Interestingly, both beliefs about relative performance and the willingness to compete will change in more gender-specific competitions.

The researchers then ask how costly it is to insure that women be represented equally among those who win competitions - in other words, what is the cost of affirmative action? In particular, how much lower will the performance threshold be for women? How many better-performing men will have to be passed by to hire a woman? To what extent will reverse discrimination arise?

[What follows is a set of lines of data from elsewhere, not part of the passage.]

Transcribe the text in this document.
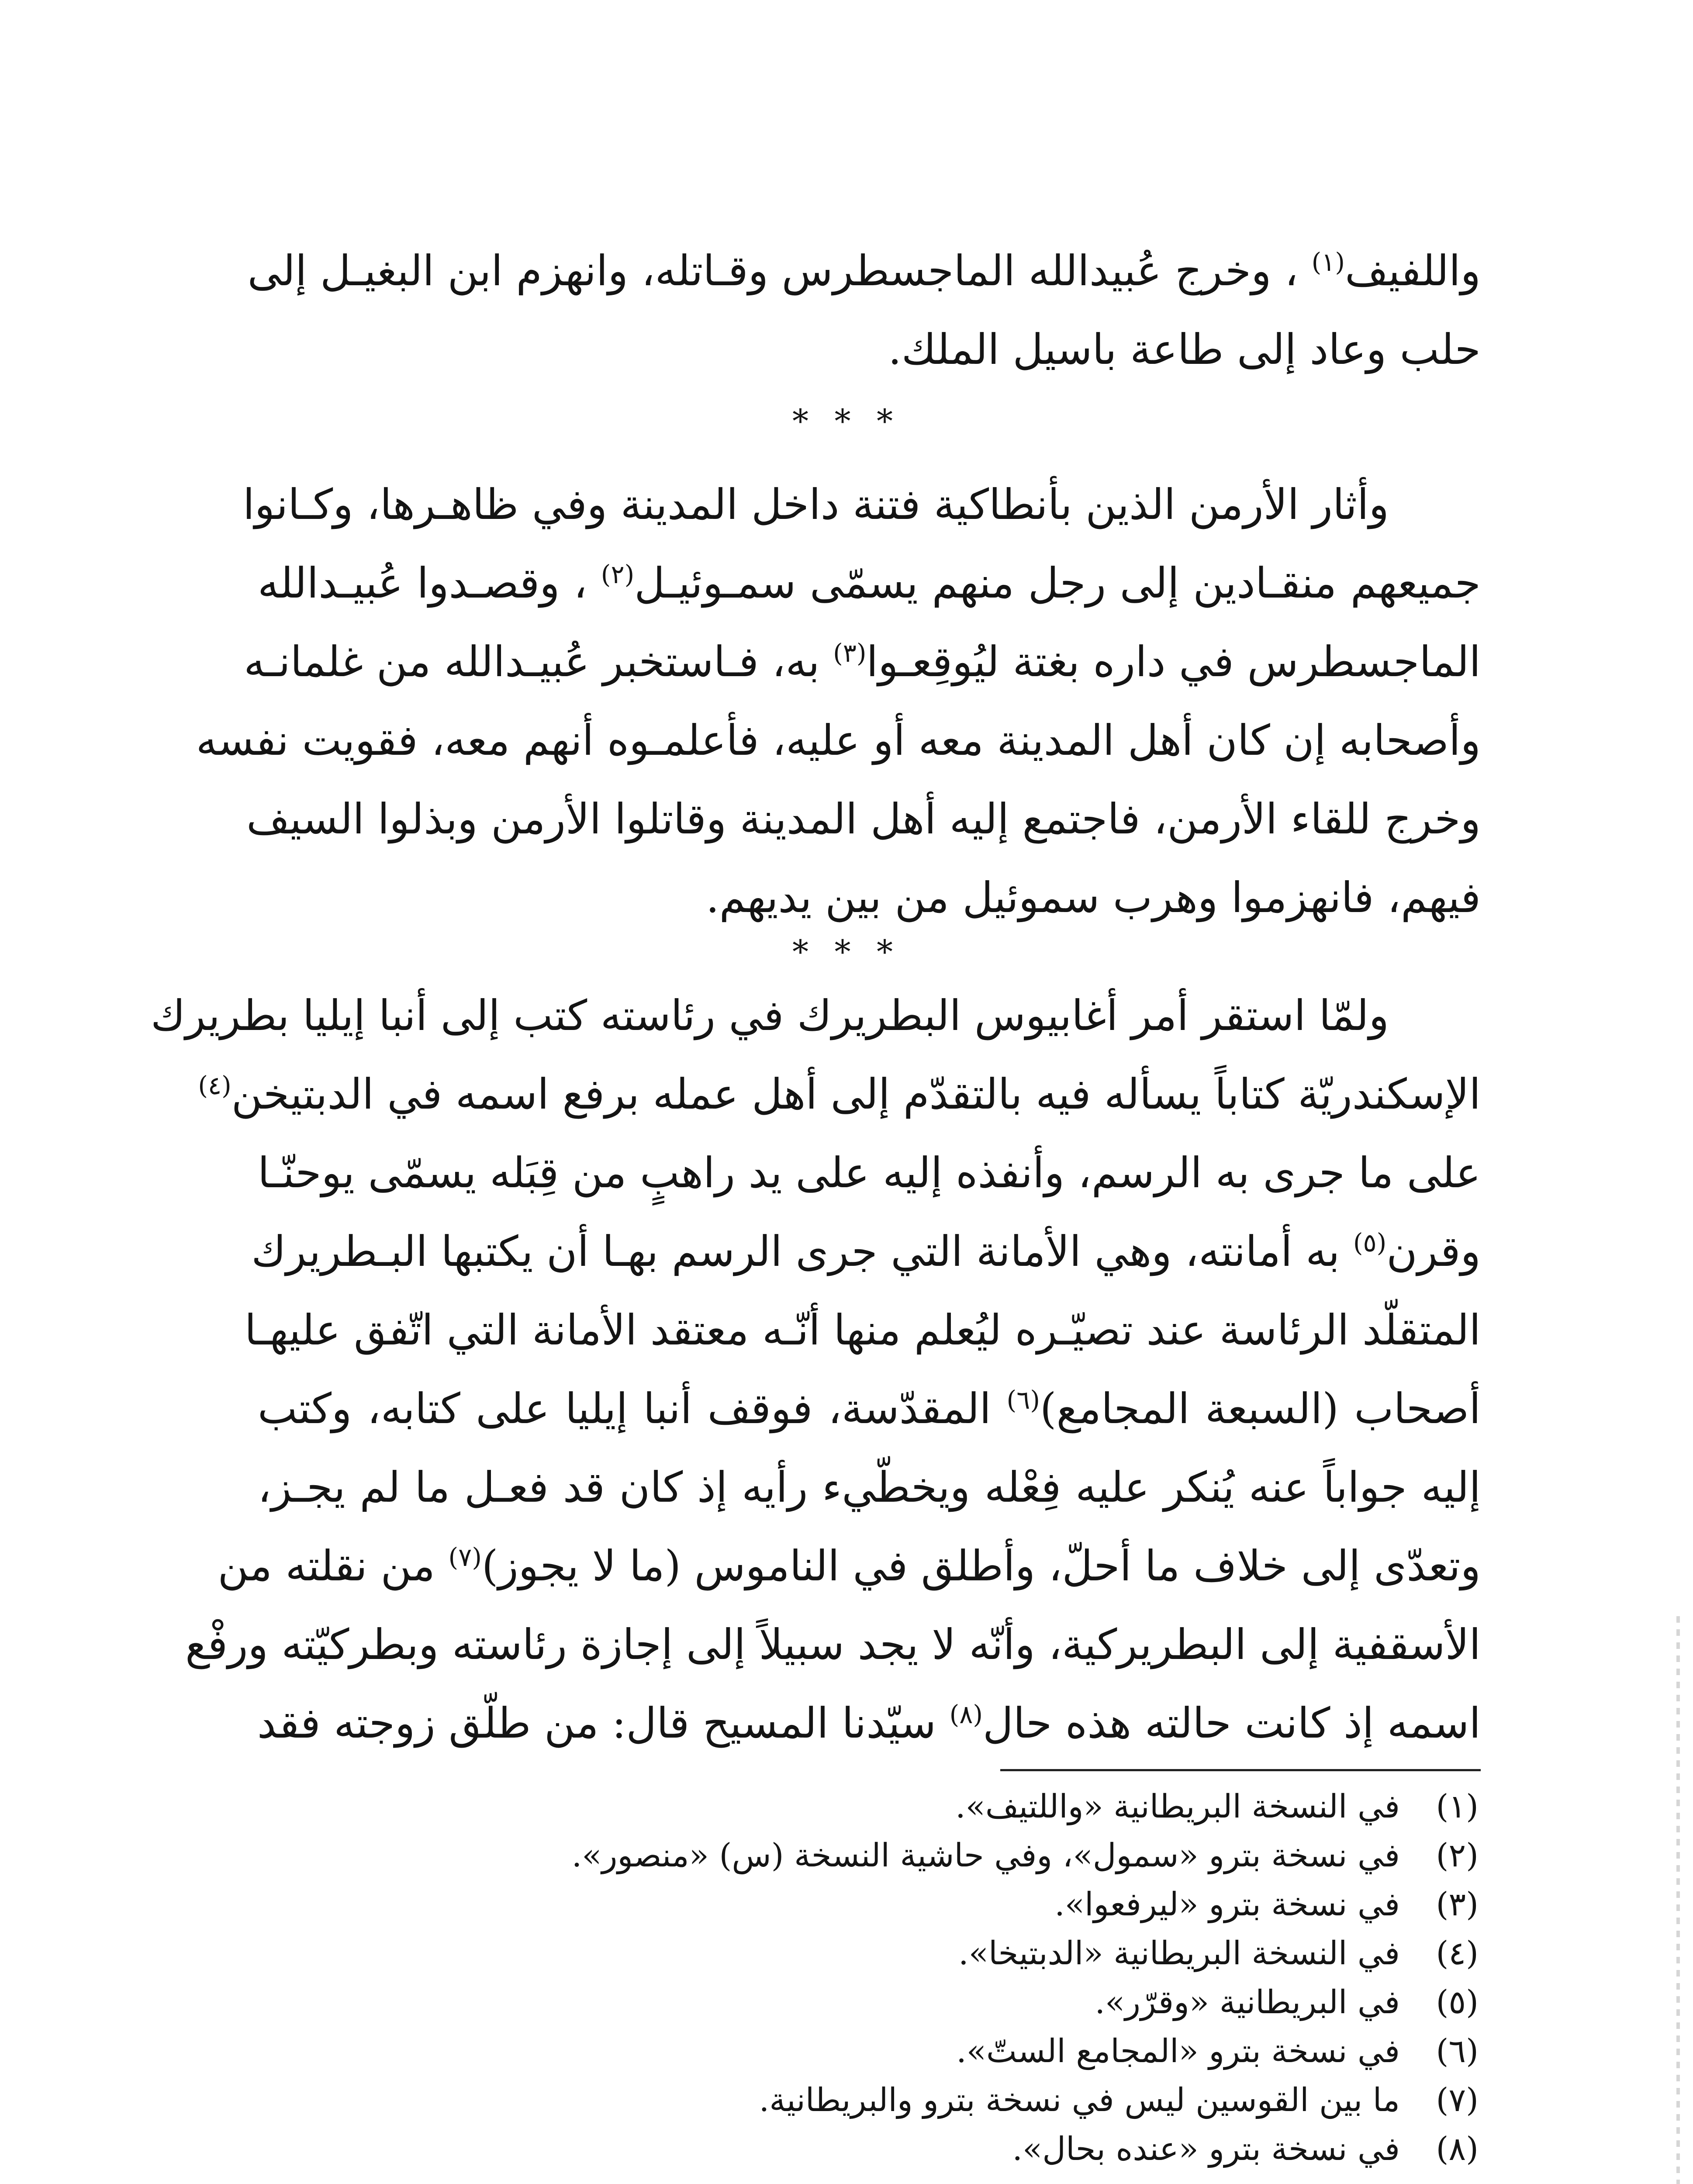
واللفيف$^{(١)}$ ، وخرج عُبيدالله الماجسطرس وقـاتله، وانهزم ابن البغيـل إلى
حلب وعاد إلى طاعة باسيل الملك.
* * *
وأثار الأرمن الذين بأنطاكية فتنة داخل المدينة وفي ظاهـرها، وكـانوا
جميعهم منقـادين إلى رجل منهم يسمّى سمـوئيـل$^{(٢)}$ ، وقصـدوا عُبيـدالله
الماجسطرس في داره بغتة ليُوقِعـوا$^{(٣)}$ به، فـاستخبر عُبيـدالله من غلمانـه
وأصحابه إن كان أهل المدينة معه أو عليه، فأعلمـوه أنهم معه، فقويت نفسه
وخرج للقاء الأرمن، فاجتمع إليه أهل المدينة وقاتلوا الأرمن وبذلوا السيف
فيهم، فانهزموا وهرب سموئيل من بين يديهم.
* * *
ولمّا استقر أمر أغابيوس البطريرك في رئاسته كتب إلى أنبا إيليا بطريرك
الإسكندريّة كتاباً يسأله فيه بالتقدّم إلى أهل عمله برفع اسمه في الدبتيخن$^{(٤)}$
على ما جرى به الرسم، وأنفذه إليه على يد راهبٍ من قِبَله يسمّى يوحنّـا
وقرن$^{(٥)}$ به أمانته، وهي الأمانة التي جرى الرسم بهـا أن يكتبها البـطريرك
المتقلّد الرئاسة عند تصيّـره ليُعلم منها أنّـه معتقد الأمانة التي اتّفق عليهـا
أصحاب (السبعة المجامع)$^{(٦)}$ المقدّسة، فوقف أنبا إيليا على كتابه، وكتب
إليه جواباً عنه يُنكر عليه فِعْله ويخطّيء رأيه إذ كان قد فعـل ما لم يجـز،
وتعدّى إلى خلاف ما أحلّ، وأطلق في الناموس (ما لا يجوز)$^{(٧)}$ من نقلته من
الأسقفية إلى البطريركية، وأنّه لا يجد سبيلاً إلى إجازة رئاسته وبطركيّته ورفْع
اسمه إذ كانت حالته هذه حال$^{(٨)}$ سيّدنا المسيح قال: من طلّق زوجته فقد
(١)في النسخة البريطانية «واللتيف».
(٢)في نسخة بترو «سمول»، وفي حاشية النسخة (س) «منصور».
(٣)في نسخة بترو «ليرفعوا».
(٤)في النسخة البريطانية «الدبتيخا».
(٥)في البريطانية «وقرّر».
(٦)في نسخة بترو «المجامع الستّ».
(٧)ما بين القوسين ليس في نسخة بترو والبريطانية.
(٨)في نسخة بترو «عنده بحال».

The authors find that introducing affirmative action causes a substantial increase in the number of female competitors, and this supply effect reduces the cost of requiring equal representation of women. The costs of affirmative action depend on how much lower the minimum performance threshold must be to secure gender parity, compared to performance of a group in which gender is not taken into account. If there were no change in male-female entry, then equal representation of women would result in lower minimum performance for women. However, the change in tournament entry implies that women are better represented among the set of entrants, and in particular that more high performing women are in the applicant pool. Thus, it becomes much less costly to achieve equal representation, and the resulting minimum performance threshold changes very little if at all under affirmative action.